Plastic Now Considered Toxic In Canada, Opening Door For Significant Reforms
by Rudy Sanchez on 05/19/2021 | 2 Minute Read
Words can be a tricky thing, with nuanced differences depending on context. Plastic, for example, can be described scientifically and colloquially as “toxic,” but that doesn’t necessarily mean it’s legally considered as such.
Unless, of course, one is in Canada, where the government has recently classified plastic as legally toxic. The change in classification is part of Canada’s Environmental Protection Act (CEPA), making it easier for the government to enact a series of proposals that address the growing plastic pollution crisis.
One new approach now made possible with the change includes bans on certain types of single-use plastics, such as plastic shopping bags, straws, cutlery, cigarette filters, and food wrappers. The proposal lays out management criteria for prohibiting these single-use plastic items based on how environmentally and value-recovery problematic they are.
The Canadian government will also be able to set minimum recycled content requirements and allows for an expansion of extended producer responsibility, making manufacturers more responsible for the collection and recycling of plastic packaging.
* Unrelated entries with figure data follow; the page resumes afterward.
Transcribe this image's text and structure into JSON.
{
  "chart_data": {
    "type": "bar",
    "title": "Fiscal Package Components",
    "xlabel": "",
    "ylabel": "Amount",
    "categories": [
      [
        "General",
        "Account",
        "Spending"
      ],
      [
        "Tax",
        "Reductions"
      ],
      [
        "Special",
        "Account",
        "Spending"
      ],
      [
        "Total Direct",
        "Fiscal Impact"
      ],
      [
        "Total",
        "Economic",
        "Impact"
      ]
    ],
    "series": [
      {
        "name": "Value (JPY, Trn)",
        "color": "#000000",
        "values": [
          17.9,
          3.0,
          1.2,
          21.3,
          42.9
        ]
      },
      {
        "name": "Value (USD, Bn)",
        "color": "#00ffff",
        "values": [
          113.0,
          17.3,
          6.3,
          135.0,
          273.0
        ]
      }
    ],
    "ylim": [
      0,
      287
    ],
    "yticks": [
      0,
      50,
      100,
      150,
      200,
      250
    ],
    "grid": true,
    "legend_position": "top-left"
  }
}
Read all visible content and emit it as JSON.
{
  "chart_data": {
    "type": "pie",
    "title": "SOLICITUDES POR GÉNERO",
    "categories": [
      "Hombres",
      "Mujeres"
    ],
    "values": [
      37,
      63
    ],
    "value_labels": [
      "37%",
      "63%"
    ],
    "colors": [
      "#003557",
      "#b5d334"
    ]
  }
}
The plastic industry in Canada and the US fought hard against the shift in the material’s classification and the new change in environmental laws that signifies a drastic departure from the emphasis on recycling, which places most of the cost and burden on consumers and local governments.
The change in CEPA might signify an end to the recycling long-con (in the Great White North, at least), and environmentalists are praising the development. Ashley Wallis, of Oceana Canada, an ocean conservation organization, called it a “critical step,” and went on to describe plastic’s toxic classification as “the key that unlocks so many possibilities to help us actually address the plastic pollution crisis,” to the National Observer.